As a real estate practitioner, Olivares also pointed out how valuable it is to own a property, regardless of size. He said, “Whether big or small, a homeowner will always earn a respectable return. At this point in time, it’s not a battle of who owns a large property. It is now a battle of efficiency and effectiveness—aesthetic and functionality even with limited space.” 

Building More Homes

Solving the housing problems in the Philippines also requires solid cooperation between the state and the private sector. For this to transpire, Olivares suggests that the definition of roles must be clear from the start. The government is expected to have a continuing program for housing and urban development, while the private sector will serve as an important cooperator.

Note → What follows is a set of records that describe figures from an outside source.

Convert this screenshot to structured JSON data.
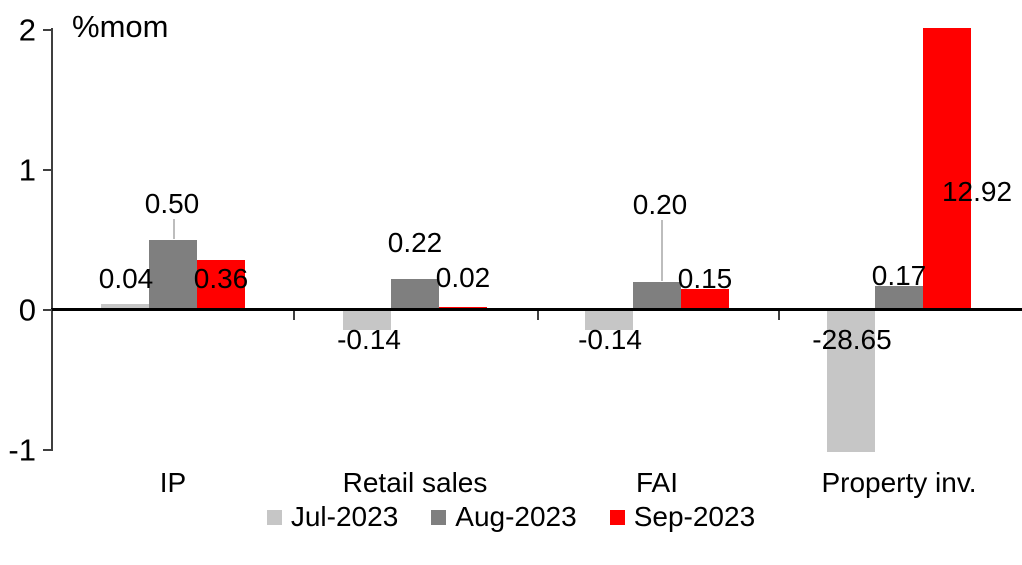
{
  "chart_data": {
    "type": "bar",
    "title": "%mom",
    "ylabel": "%mom",
    "categories": [
      "IP",
      "Retail sales",
      "FAI",
      "Property inv."
    ],
    "series": [
      {
        "name": "Jul-2023",
        "color": "#c6c6c6",
        "values": [
          0.04,
          -0.14,
          -0.14,
          -28.65
        ],
        "labels": [
          "0.04",
          "-0.14",
          "-0.14",
          "-28.65"
        ]
      },
      {
        "name": "Aug-2023",
        "color": "#7f7f7f",
        "values": [
          0.5,
          0.22,
          0.2,
          0.17
        ],
        "labels": [
          "0.50",
          "0.22",
          "0.20",
          "0.17"
        ]
      },
      {
        "name": "Sep-2023",
        "color": "#ff0000",
        "values": [
          0.36,
          0.02,
          0.15,
          12.92
        ],
        "labels": [
          "0.36",
          "0.02",
          "0.15",
          "12.92"
        ]
      }
    ],
    "ylim": [
      -1,
      2
    ],
    "yticks": [
      2,
      1,
      0,
      -1
    ],
    "grid": false,
    "legend_position": "bottom",
    "axis_color": "#000000",
    "leader_line_color": "#bdbdbd"
  }
}
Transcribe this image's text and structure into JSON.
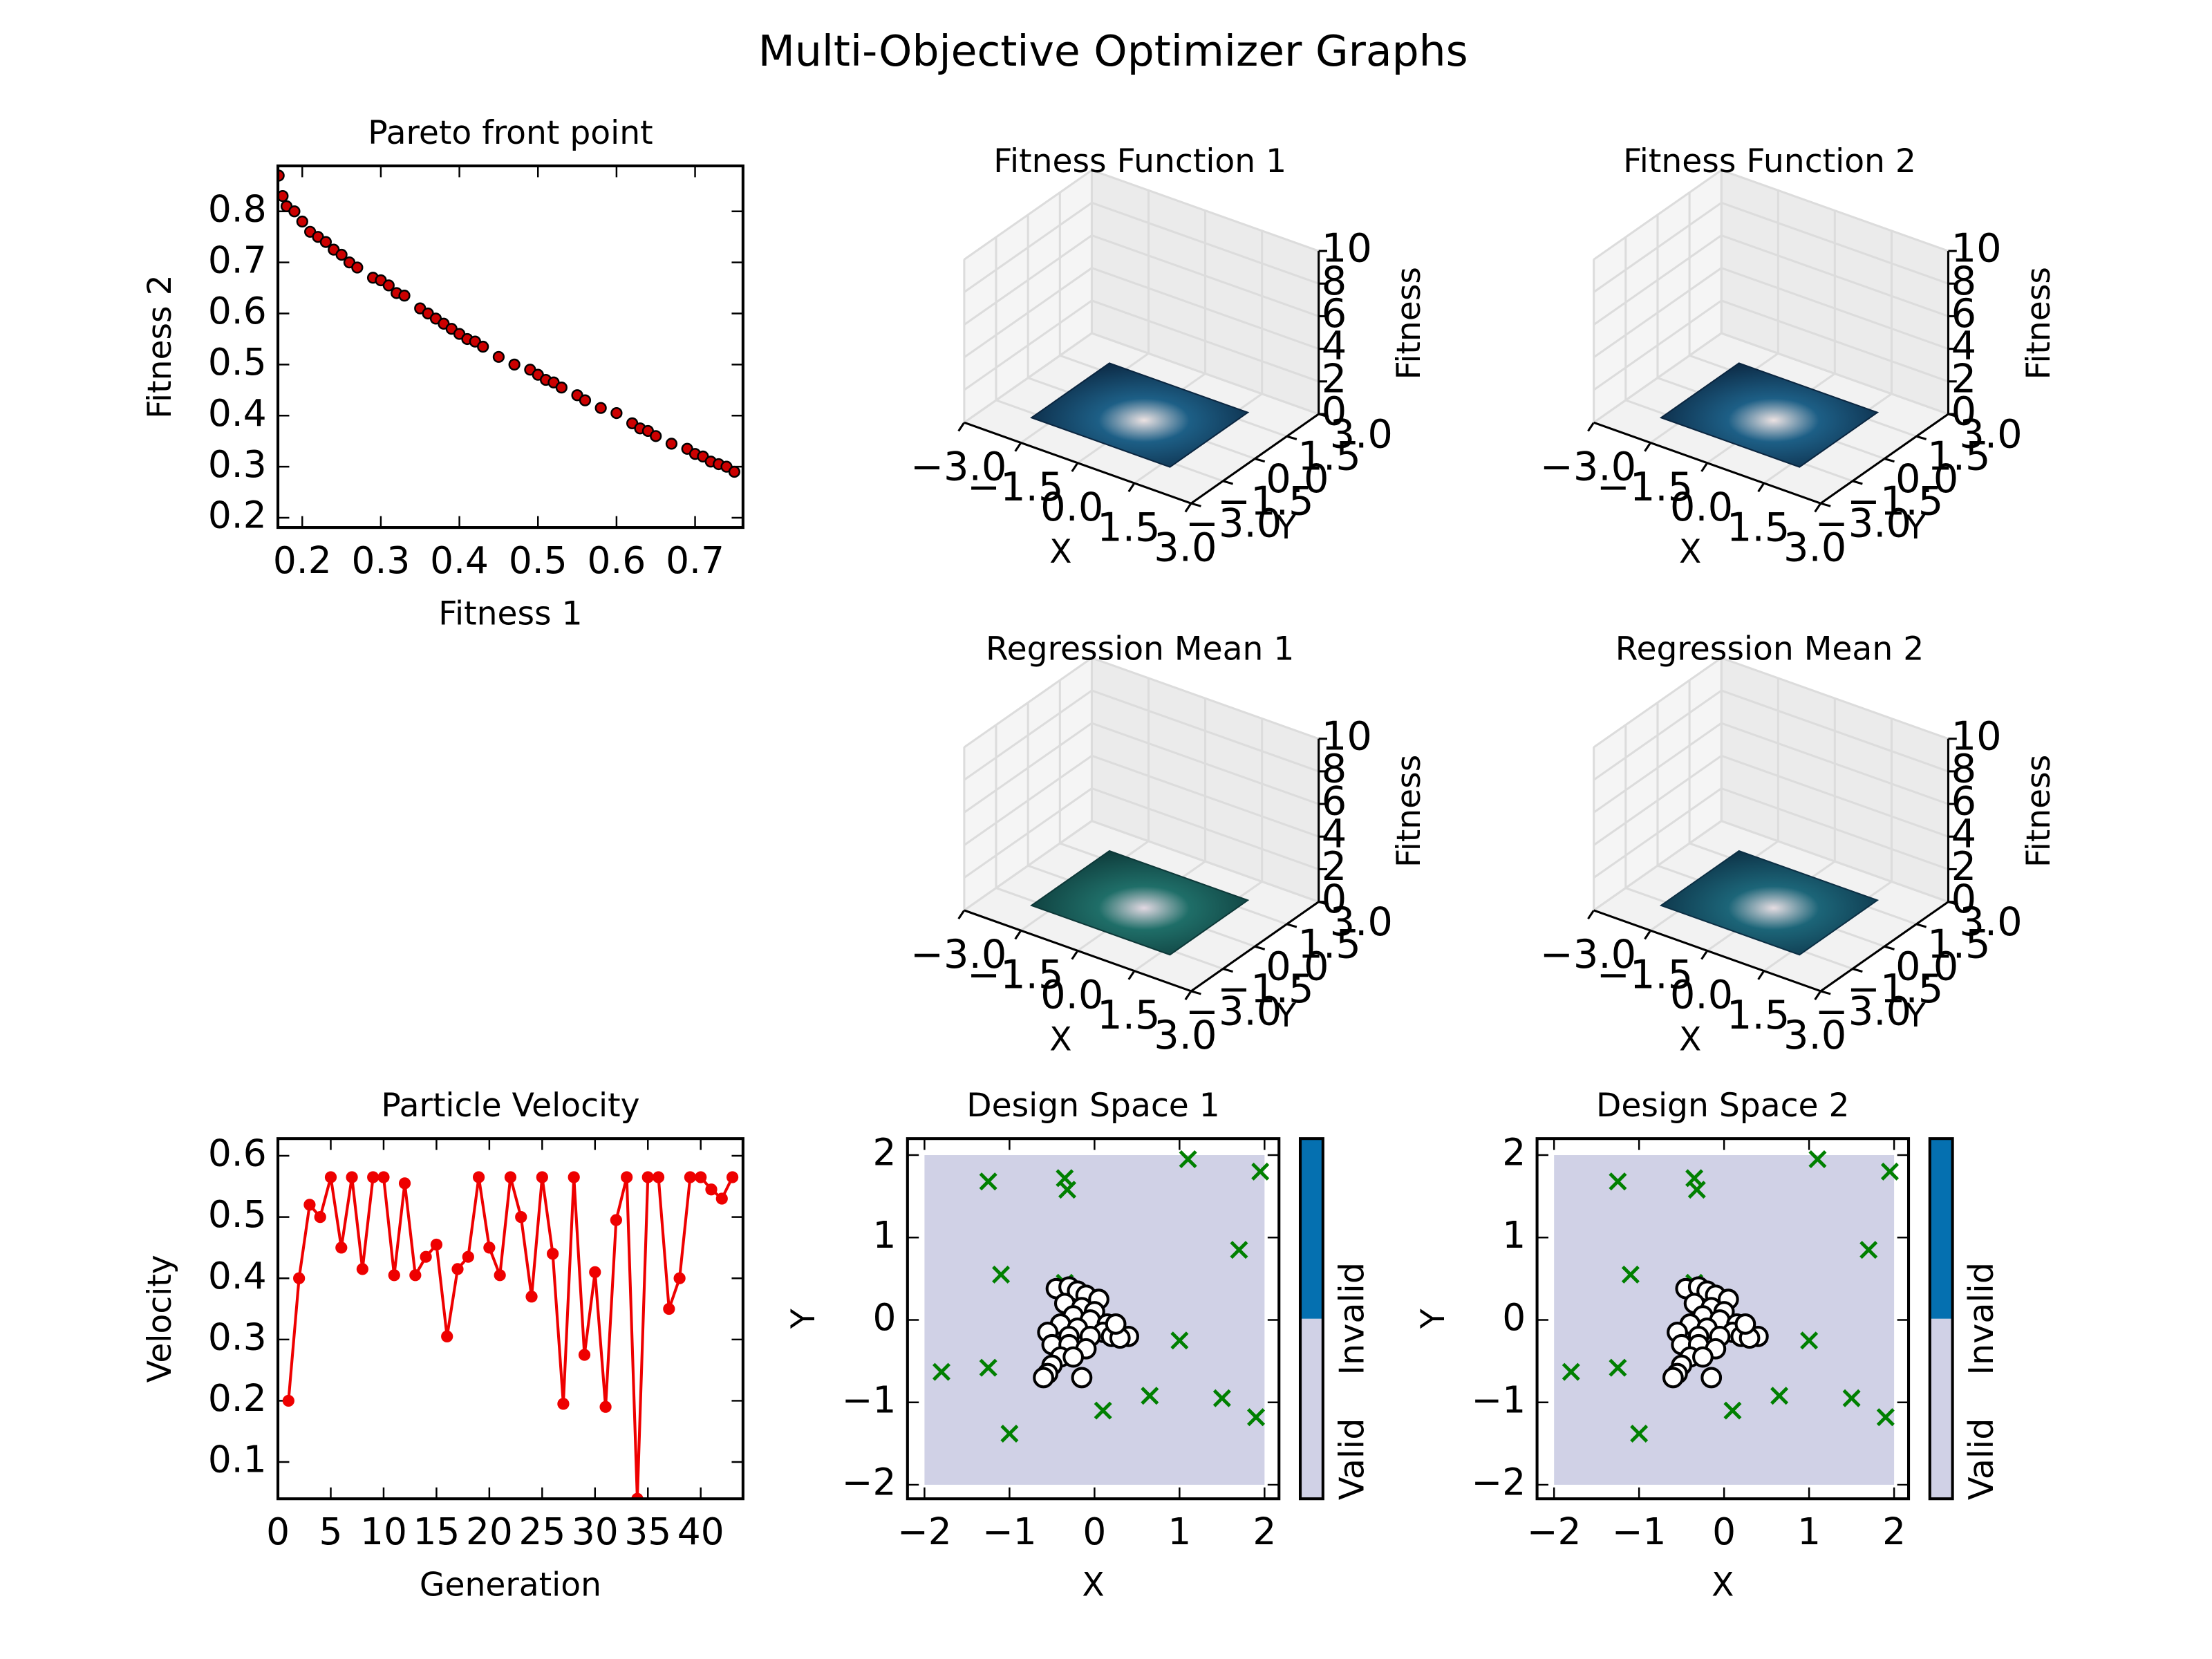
{
  "title": "Multi-Objective Optimizer Graphs",
  "chart_data": [
    {
      "type": "scatter",
      "title": "Pareto front point",
      "xlabel": "Fitness 1",
      "ylabel": "Fitness 2",
      "color": "#cc0000",
      "x": [
        0.17,
        0.175,
        0.18,
        0.19,
        0.2,
        0.21,
        0.22,
        0.23,
        0.24,
        0.25,
        0.26,
        0.27,
        0.29,
        0.3,
        0.31,
        0.32,
        0.33,
        0.35,
        0.36,
        0.37,
        0.38,
        0.39,
        0.4,
        0.41,
        0.42,
        0.43,
        0.45,
        0.47,
        0.49,
        0.5,
        0.51,
        0.52,
        0.53,
        0.55,
        0.56,
        0.58,
        0.6,
        0.62,
        0.63,
        0.64,
        0.65,
        0.67,
        0.69,
        0.7,
        0.71,
        0.72,
        0.73,
        0.74,
        0.75
      ],
      "values": [
        0.87,
        0.83,
        0.81,
        0.8,
        0.78,
        0.76,
        0.75,
        0.74,
        0.725,
        0.715,
        0.7,
        0.69,
        0.67,
        0.665,
        0.655,
        0.64,
        0.635,
        0.61,
        0.6,
        0.59,
        0.58,
        0.57,
        0.56,
        0.55,
        0.545,
        0.535,
        0.515,
        0.5,
        0.49,
        0.48,
        0.47,
        0.465,
        0.455,
        0.44,
        0.43,
        0.415,
        0.405,
        0.385,
        0.375,
        0.37,
        0.36,
        0.345,
        0.335,
        0.325,
        0.32,
        0.31,
        0.305,
        0.3,
        0.29
      ],
      "xlim": [
        0.169,
        0.761
      ],
      "ylim": [
        0.181,
        0.889
      ],
      "xticks": [
        0.2,
        0.3,
        0.4,
        0.5,
        0.6,
        0.7
      ],
      "yticks": [
        0.2,
        0.3,
        0.4,
        0.5,
        0.6,
        0.7,
        0.8
      ]
    },
    {
      "type": "surface3d",
      "title": "Fitness Function 1",
      "xlabel": "X",
      "ylabel": "Y",
      "zlabel": "Fitness",
      "xlim": [
        -3,
        3
      ],
      "ylim": [
        -3,
        3
      ],
      "zlim": [
        0,
        10
      ],
      "xticks": [
        {
          "value": -3,
          "label": "−3.0"
        },
        {
          "value": -1.5,
          "label": "−1.5"
        },
        {
          "value": 0,
          "label": "0.0"
        },
        {
          "value": 1.5,
          "label": "1.5"
        },
        {
          "value": 3,
          "label": "3.0"
        }
      ],
      "yticks": [
        {
          "value": -3,
          "label": "−3.0"
        },
        {
          "value": -1.5,
          "label": "−1.5"
        },
        {
          "value": 0,
          "label": "0.0"
        },
        {
          "value": 1.5,
          "label": "1.5"
        },
        {
          "value": 3,
          "label": "3.0"
        }
      ],
      "zticks": [
        0,
        2,
        4,
        6,
        8,
        10
      ],
      "colors": [
        "#0b2640",
        "#1d5f86",
        "#ece2e2"
      ]
    },
    {
      "type": "surface3d",
      "title": "Fitness Function 2",
      "xlabel": "X",
      "ylabel": "Y",
      "zlabel": "Fitness",
      "xlim": [
        -3,
        3
      ],
      "ylim": [
        -3,
        3
      ],
      "zlim": [
        0,
        10
      ],
      "xticks": [
        {
          "value": -3,
          "label": "−3.0"
        },
        {
          "value": -1.5,
          "label": "−1.5"
        },
        {
          "value": 0,
          "label": "0.0"
        },
        {
          "value": 1.5,
          "label": "1.5"
        },
        {
          "value": 3,
          "label": "3.0"
        }
      ],
      "yticks": [
        {
          "value": -3,
          "label": "−3.0"
        },
        {
          "value": -1.5,
          "label": "−1.5"
        },
        {
          "value": 0,
          "label": "0.0"
        },
        {
          "value": 1.5,
          "label": "1.5"
        },
        {
          "value": 3,
          "label": "3.0"
        }
      ],
      "zticks": [
        0,
        2,
        4,
        6,
        8,
        10
      ],
      "colors": [
        "#0b2640",
        "#1d5f86",
        "#ece2e2"
      ]
    },
    {
      "type": "surface3d",
      "title": "Regression Mean 1",
      "xlabel": "X",
      "ylabel": "Y",
      "zlabel": "Fitness",
      "xlim": [
        -3,
        3
      ],
      "ylim": [
        -3,
        3
      ],
      "zlim": [
        0,
        10
      ],
      "xticks": [
        {
          "value": -3,
          "label": "−3.0"
        },
        {
          "value": -1.5,
          "label": "−1.5"
        },
        {
          "value": 0,
          "label": "0.0"
        },
        {
          "value": 1.5,
          "label": "1.5"
        },
        {
          "value": 3,
          "label": "3.0"
        }
      ],
      "yticks": [
        {
          "value": -3,
          "label": "−3.0"
        },
        {
          "value": -1.5,
          "label": "−1.5"
        },
        {
          "value": 0,
          "label": "0.0"
        },
        {
          "value": 1.5,
          "label": "1.5"
        },
        {
          "value": 3,
          "label": "3.0"
        }
      ],
      "zticks": [
        0,
        2,
        4,
        6,
        8,
        10
      ],
      "colors": [
        "#0d3838",
        "#1f6e68",
        "#e2d8e2"
      ]
    },
    {
      "type": "surface3d",
      "title": "Regression Mean 2",
      "xlabel": "X",
      "ylabel": "Y",
      "zlabel": "Fitness",
      "xlim": [
        -3,
        3
      ],
      "ylim": [
        -3,
        3
      ],
      "zlim": [
        0,
        10
      ],
      "xticks": [
        {
          "value": -3,
          "label": "−3.0"
        },
        {
          "value": -1.5,
          "label": "−1.5"
        },
        {
          "value": 0,
          "label": "0.0"
        },
        {
          "value": 1.5,
          "label": "1.5"
        },
        {
          "value": 3,
          "label": "3.0"
        }
      ],
      "yticks": [
        {
          "value": -3,
          "label": "−3.0"
        },
        {
          "value": -1.5,
          "label": "−1.5"
        },
        {
          "value": 0,
          "label": "0.0"
        },
        {
          "value": 1.5,
          "label": "1.5"
        },
        {
          "value": 3,
          "label": "3.0"
        }
      ],
      "zticks": [
        0,
        2,
        4,
        6,
        8,
        10
      ],
      "colors": [
        "#0c2f44",
        "#1c6578",
        "#e6dde2"
      ]
    },
    {
      "type": "line",
      "title": "Particle Velocity",
      "xlabel": "Generation",
      "ylabel": "Velocity",
      "color": "#ee0000",
      "x": [
        1,
        2,
        3,
        4,
        5,
        6,
        7,
        8,
        9,
        10,
        11,
        12,
        13,
        14,
        15,
        16,
        17,
        18,
        19,
        20,
        21,
        22,
        23,
        24,
        25,
        26,
        27,
        28,
        29,
        30,
        31,
        32,
        33,
        34,
        35,
        36,
        37,
        38,
        39,
        40,
        41,
        42,
        43
      ],
      "values": [
        0.2,
        0.4,
        0.52,
        0.5,
        0.565,
        0.45,
        0.565,
        0.415,
        0.565,
        0.565,
        0.405,
        0.555,
        0.405,
        0.435,
        0.455,
        0.305,
        0.415,
        0.435,
        0.565,
        0.45,
        0.405,
        0.565,
        0.5,
        0.37,
        0.565,
        0.44,
        0.195,
        0.565,
        0.275,
        0.41,
        0.19,
        0.495,
        0.565,
        0.04,
        0.565,
        0.565,
        0.35,
        0.4,
        0.565,
        0.565,
        0.545,
        0.53,
        0.565
      ],
      "xlim": [
        0,
        44
      ],
      "ylim": [
        0.04,
        0.628
      ],
      "xticks": [
        0,
        5,
        10,
        15,
        20,
        25,
        30,
        35,
        40
      ],
      "yticks": [
        0.1,
        0.2,
        0.3,
        0.4,
        0.5,
        0.6
      ]
    },
    {
      "type": "design",
      "title": "Design Space 1",
      "xlabel": "X",
      "ylabel": "Y",
      "xlim": [
        -2.2,
        2.17
      ],
      "ylim": [
        -2.17,
        2.2
      ],
      "xticks": [
        {
          "value": -2,
          "label": "−2"
        },
        {
          "value": -1,
          "label": "−1"
        },
        0,
        1,
        2
      ],
      "yticks": [
        {
          "value": -2,
          "label": "−2"
        },
        {
          "value": -1,
          "label": "−1"
        },
        0,
        1,
        2
      ],
      "region": {
        "x": [
          -2,
          2
        ],
        "y": [
          -2,
          2
        ],
        "color": "#d0d1e6"
      },
      "series": [
        {
          "marker": "x",
          "color": "#008000",
          "x": [
            -1.25,
            -0.35,
            -0.32,
            1.1,
            1.95,
            1.7,
            -1.1,
            -1.8,
            -1.25,
            -1.0,
            0.1,
            0.65,
            1.5,
            1.9,
            1.0,
            -0.35,
            0.2
          ],
          "values": [
            1.68,
            1.72,
            1.58,
            1.95,
            1.8,
            0.85,
            0.55,
            -0.63,
            -0.58,
            -1.38,
            -1.1,
            -0.92,
            -0.95,
            -1.18,
            -0.25,
            0.45,
            -0.1
          ]
        },
        {
          "marker": "circle",
          "color": "#ffffff",
          "x": [
            -0.45,
            -0.3,
            -0.2,
            -0.1,
            0.05,
            -0.35,
            -0.15,
            0.0,
            -0.25,
            -0.05,
            0.15,
            -0.4,
            -0.2,
            0.1,
            -0.55,
            -0.3,
            -0.05,
            0.2,
            0.4,
            -0.5,
            -0.3,
            -0.1,
            -0.4,
            -0.25,
            -0.5,
            -0.55,
            -0.15,
            0.3,
            -0.6,
            0.25
          ],
          "values": [
            0.38,
            0.4,
            0.35,
            0.3,
            0.25,
            0.2,
            0.15,
            0.1,
            0.05,
            0.0,
            -0.05,
            -0.05,
            -0.1,
            -0.15,
            -0.15,
            -0.2,
            -0.2,
            -0.2,
            -0.2,
            -0.3,
            -0.3,
            -0.35,
            -0.45,
            -0.45,
            -0.55,
            -0.65,
            -0.7,
            -0.22,
            -0.7,
            -0.05
          ]
        }
      ],
      "colorbar": {
        "labels": [
          "Valid",
          "Invalid"
        ],
        "colors": [
          "#d0d1e6",
          "#0570b0"
        ]
      }
    },
    {
      "type": "design",
      "title": "Design Space 2",
      "xlabel": "X",
      "ylabel": "Y",
      "xlim": [
        -2.2,
        2.17
      ],
      "ylim": [
        -2.17,
        2.2
      ],
      "xticks": [
        {
          "value": -2,
          "label": "−2"
        },
        {
          "value": -1,
          "label": "−1"
        },
        0,
        1,
        2
      ],
      "yticks": [
        {
          "value": -2,
          "label": "−2"
        },
        {
          "value": -1,
          "label": "−1"
        },
        0,
        1,
        2
      ],
      "region": {
        "x": [
          -2,
          2
        ],
        "y": [
          -2,
          2
        ],
        "color": "#d0d1e6"
      },
      "series": [
        {
          "marker": "x",
          "color": "#008000",
          "x": [
            -1.25,
            -0.35,
            -0.32,
            1.1,
            1.95,
            1.7,
            -1.1,
            -1.8,
            -1.25,
            -1.0,
            0.1,
            0.65,
            1.5,
            1.9,
            1.0,
            -0.35,
            0.2
          ],
          "values": [
            1.68,
            1.72,
            1.58,
            1.95,
            1.8,
            0.85,
            0.55,
            -0.63,
            -0.58,
            -1.38,
            -1.1,
            -0.92,
            -0.95,
            -1.18,
            -0.25,
            0.45,
            -0.1
          ]
        },
        {
          "marker": "circle",
          "color": "#ffffff",
          "x": [
            -0.45,
            -0.3,
            -0.2,
            -0.1,
            0.05,
            -0.35,
            -0.15,
            0.0,
            -0.25,
            -0.05,
            0.15,
            -0.4,
            -0.2,
            0.1,
            -0.55,
            -0.3,
            -0.05,
            0.2,
            0.4,
            -0.5,
            -0.3,
            -0.1,
            -0.4,
            -0.25,
            -0.5,
            -0.55,
            -0.15,
            0.3,
            -0.6,
            0.25
          ],
          "values": [
            0.38,
            0.4,
            0.35,
            0.3,
            0.25,
            0.2,
            0.15,
            0.1,
            0.05,
            0.0,
            -0.05,
            -0.05,
            -0.1,
            -0.15,
            -0.15,
            -0.2,
            -0.2,
            -0.2,
            -0.2,
            -0.3,
            -0.3,
            -0.35,
            -0.45,
            -0.45,
            -0.55,
            -0.65,
            -0.7,
            -0.22,
            -0.7,
            -0.05
          ]
        }
      ],
      "colorbar": {
        "labels": [
          "Valid",
          "Invalid"
        ],
        "colors": [
          "#d0d1e6",
          "#0570b0"
        ]
      }
    }
  ]
}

By having less restrictive regulations on housing production and promoting ease of doing business, developers will have more products to offer. 

Olivares also pointed out that improvements can be made concerning the price cap setting regulations. He said, “The middle class wants more value for their money. Besides sustainability and durability, they also want [homes] to be aesthetically pleasing. By easing price control such that it allows competition in the market, developers will have more creative ideas and products to offer. Hence, allowing as well more options for homebuyers.

OSHDP also pushes for the enactment of a genuine national land use bill, which could reveal how much land is available for housing and other uses. The land use code is likewise seen as a critical component of spatial development, leading to the creation of new townships and new growth corridors

Developers Doing More than Their Fair Share

Despite the private sector’s so-called “cooperator” role in building more homes, it is responsible for 60 to 70 percent of the country’s average housing production, as revealed by Olivares. Meanwhile, the government housing production through its production arm, National Housing Authority (NHA), amounted to only 2 million housing units of the 6.7 million deficit as of this year.

Some government agencies, however, remain committed to providing decent shelters to Filipinos, prompting the OSHDP president to commend Home Development Mutual Fund (Pag-IBIG), National Home Mortgage Finance Corporation (NHMFC), and Social Housing Finance Corporation (SHFC). 

He also acknowledged the private stakeholders’ role in the industry through the years. As an important driver and partner for growth, developers are worthy of recognition for their efforts and contributions. 

In the upcoming The Outlook 2022: Philippine Real Estate Awards, Lamudi is back to give prestigious recognitions to developers and projects that significantly help the Filipino people. The event also honors the industry’s resilience amid the health crisis and facilitates social engagement as a cornerstone of real estate breakthroughs.